# Centroid of a Tetrahedron

## Centroid of a Tetrahedron

Tetrahedron: Let ABC be a triangle and D is a point in the space which is not in the plane of the triangle ABC. Then ABCD is called a tetrahedron.

Note:

• The tetrahedron ABCD has four faces, namely ∆ABC, ∆ACD, ∆ABD, ∆BCD. It has four vertices, namely A, B, C, D and it has six edges, namely AB, AC, AD, BC, BD, CD.
• The Centroid G of the tetrahedron ABCD divides the line joining any vertex to the Centroid of its opposite face in the ratio 3:1

Centroid of a Tetrahedron: The centroid of the tetrahedron formed by the points A(x₁, y₁, z₁), B(x₂, y₂, z₂), C(x₃, y₃, z₃), D(x₄, y₄, z₄) is $$\left( \frac{{{x}_{1}}+{{x}_{2}}+{{x}_{3}}+{{x}_{4}}}{4},\frac{{{y}_{1}}+{{y}_{2}}+{{y}_{3}}+{{y}_{4}}}{4},\frac{{{z}_{1}}+{{z}_{2}}+{{z}_{3}}+{{z}_{4}}}{4} \right)$$.

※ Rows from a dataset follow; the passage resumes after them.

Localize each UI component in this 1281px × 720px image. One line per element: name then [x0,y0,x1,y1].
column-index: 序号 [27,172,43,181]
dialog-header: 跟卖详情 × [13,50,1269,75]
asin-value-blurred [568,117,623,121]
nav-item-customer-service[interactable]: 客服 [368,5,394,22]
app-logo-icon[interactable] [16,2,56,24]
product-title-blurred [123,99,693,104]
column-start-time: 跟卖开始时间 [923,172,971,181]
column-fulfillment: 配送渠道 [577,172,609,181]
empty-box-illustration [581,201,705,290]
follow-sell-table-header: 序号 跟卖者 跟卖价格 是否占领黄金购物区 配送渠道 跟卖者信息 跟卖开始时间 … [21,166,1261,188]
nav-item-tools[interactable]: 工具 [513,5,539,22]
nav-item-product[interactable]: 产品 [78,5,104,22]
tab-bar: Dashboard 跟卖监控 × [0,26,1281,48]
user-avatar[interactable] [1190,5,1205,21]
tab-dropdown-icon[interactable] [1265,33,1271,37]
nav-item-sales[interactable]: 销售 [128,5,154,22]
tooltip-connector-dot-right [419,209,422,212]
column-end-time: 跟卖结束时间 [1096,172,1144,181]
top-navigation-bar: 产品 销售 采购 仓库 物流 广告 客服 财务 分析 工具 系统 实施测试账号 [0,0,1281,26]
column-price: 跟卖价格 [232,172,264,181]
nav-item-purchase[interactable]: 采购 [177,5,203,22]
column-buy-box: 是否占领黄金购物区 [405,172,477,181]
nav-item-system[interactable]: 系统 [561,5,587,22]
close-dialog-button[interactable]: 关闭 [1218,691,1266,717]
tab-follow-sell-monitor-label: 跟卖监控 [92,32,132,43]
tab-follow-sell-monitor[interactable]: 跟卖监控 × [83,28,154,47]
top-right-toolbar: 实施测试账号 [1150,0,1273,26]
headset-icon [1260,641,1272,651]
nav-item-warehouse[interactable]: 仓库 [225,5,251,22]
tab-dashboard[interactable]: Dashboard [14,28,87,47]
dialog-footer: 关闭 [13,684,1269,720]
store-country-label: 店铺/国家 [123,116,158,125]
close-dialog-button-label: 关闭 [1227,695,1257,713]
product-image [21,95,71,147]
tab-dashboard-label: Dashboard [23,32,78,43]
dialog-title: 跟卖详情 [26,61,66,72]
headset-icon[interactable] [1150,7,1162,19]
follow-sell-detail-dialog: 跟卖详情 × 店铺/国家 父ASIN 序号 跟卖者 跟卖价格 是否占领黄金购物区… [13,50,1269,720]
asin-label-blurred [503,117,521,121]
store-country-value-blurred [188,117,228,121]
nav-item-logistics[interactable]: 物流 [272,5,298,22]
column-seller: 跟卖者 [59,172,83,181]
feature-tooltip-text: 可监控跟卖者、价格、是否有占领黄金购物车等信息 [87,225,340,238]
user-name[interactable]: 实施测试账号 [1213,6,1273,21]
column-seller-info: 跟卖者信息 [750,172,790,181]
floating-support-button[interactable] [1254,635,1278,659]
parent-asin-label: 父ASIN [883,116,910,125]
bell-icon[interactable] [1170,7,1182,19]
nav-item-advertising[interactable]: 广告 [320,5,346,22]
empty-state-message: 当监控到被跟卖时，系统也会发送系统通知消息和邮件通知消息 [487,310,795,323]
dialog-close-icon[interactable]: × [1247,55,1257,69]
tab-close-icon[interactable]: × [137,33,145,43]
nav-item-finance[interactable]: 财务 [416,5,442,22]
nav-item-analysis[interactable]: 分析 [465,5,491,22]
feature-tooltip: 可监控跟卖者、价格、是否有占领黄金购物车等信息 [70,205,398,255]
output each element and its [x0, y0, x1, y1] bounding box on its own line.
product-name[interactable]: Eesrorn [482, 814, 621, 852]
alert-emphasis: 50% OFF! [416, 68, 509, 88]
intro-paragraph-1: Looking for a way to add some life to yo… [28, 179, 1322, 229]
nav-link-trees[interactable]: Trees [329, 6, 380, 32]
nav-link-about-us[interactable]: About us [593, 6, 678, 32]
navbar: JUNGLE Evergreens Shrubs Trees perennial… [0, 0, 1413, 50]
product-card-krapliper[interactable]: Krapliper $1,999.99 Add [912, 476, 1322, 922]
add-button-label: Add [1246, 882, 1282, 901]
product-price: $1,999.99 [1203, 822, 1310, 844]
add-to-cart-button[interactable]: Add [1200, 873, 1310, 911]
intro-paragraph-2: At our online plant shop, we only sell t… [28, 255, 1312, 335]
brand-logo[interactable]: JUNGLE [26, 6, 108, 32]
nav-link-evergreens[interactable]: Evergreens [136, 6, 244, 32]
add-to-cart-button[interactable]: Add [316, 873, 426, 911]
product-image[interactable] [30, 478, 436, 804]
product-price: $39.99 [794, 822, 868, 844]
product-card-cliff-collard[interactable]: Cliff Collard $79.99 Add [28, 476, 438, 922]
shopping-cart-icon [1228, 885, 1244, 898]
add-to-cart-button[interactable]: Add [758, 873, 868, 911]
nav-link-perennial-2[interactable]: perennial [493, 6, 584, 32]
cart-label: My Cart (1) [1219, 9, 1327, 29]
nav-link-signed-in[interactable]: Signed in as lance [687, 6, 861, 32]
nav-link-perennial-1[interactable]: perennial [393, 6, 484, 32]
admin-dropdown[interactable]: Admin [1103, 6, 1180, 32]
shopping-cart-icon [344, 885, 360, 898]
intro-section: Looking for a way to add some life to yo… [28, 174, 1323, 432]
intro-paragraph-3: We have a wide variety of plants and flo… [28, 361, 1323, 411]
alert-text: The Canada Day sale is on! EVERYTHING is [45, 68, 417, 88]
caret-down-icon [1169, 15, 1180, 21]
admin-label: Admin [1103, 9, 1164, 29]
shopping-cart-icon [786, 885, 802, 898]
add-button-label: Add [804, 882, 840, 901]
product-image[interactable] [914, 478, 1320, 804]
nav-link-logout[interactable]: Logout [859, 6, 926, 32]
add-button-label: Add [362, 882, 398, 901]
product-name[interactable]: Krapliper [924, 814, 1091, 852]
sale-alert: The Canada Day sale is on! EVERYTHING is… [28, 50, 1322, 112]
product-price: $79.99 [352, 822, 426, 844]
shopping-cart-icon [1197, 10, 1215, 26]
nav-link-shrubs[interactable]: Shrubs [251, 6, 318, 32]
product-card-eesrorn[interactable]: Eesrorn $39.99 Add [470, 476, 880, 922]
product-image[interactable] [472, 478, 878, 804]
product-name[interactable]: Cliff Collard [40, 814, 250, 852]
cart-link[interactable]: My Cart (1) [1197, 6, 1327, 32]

Proof: The centroid of ∆BCD is $${{G}_{1}}=\left( \frac{{{x}_{2}}+{{x}_{3}}+{{x}_{4}}}{3},\frac{{{y}_{2}}+{{y}_{3}}+{{y}_{4}}}{3},\frac{{{z}_{2}}+{{z}_{3}}+{{z}_{4}}}{3} \right)$$.

Since the centroid of tetrahedron ABCD divides AG₁ in the ratio 3:1, it follows that

$$G=\left( \frac{3\left( \frac{{{x}_{2}}+{{x}_{3}}+{{x}_{4}}}{3} \right)+1({{x}_{1}})}{4},\frac{3\left( \frac{{{y}_{2}}+{{y}_{3}}+{{y}_{4}}}{3} \right)+1({{y}_{1}})}{4},\frac{3\left( \frac{{{z}_{2}}+{{z}_{3}}+{{z}_{4}}}{3} \right)+1({{z}_{1}})}{4} \right)$$.

$$=\left( \frac{{{x}_{1}}+{{x}_{2}}+{{x}_{3}}+{{x}_{4}}}{4},\frac{{{y}_{1}}+{{y}_{2}}+{{y}_{3}}+{{y}_{4}}}{4},\frac{{{z}_{1}}+{{z}_{2}}+{{z}_{3}}+{{z}_{4}}}{4} \right)$$.

Example: Find the centroid of the tetrahedron formed by the point (2, 3, 4), (-3, -2, 1), (-1, -4, 1) and (3, 5, 1).

Solution: Given that (2, 3, 4), (-3, -2, 1), (-1, -4, 1) and (3, 5, 1).

The centroid of the tetrahedron formed by the points A(x₁, y₁, z₁), B(x₂, y₂, z₂), C(x₃, y₃, z₃), D(x₄, y₄, z₄) is $$\left( \frac{{{x}_{1}}+{{x}_{2}}+{{x}_{3}}+{{x}_{4}}}{4},\frac{{{y}_{1}}+{{y}_{2}}+{{y}_{3}}+{{y}_{4}}}{4},\frac{{{z}_{1}}+{{z}_{2}}+{{z}_{3}}+{{z}_{4}}}{4} \right)$$.

$$G=\left( \frac{2-3-1+3}{4},\frac{3-2-4+5}{4},\frac{4+1+1+1}{4} \right)$$.

$$=\left( \frac{1}{4},\frac{1}{2},\frac{7}{4} \right)$$.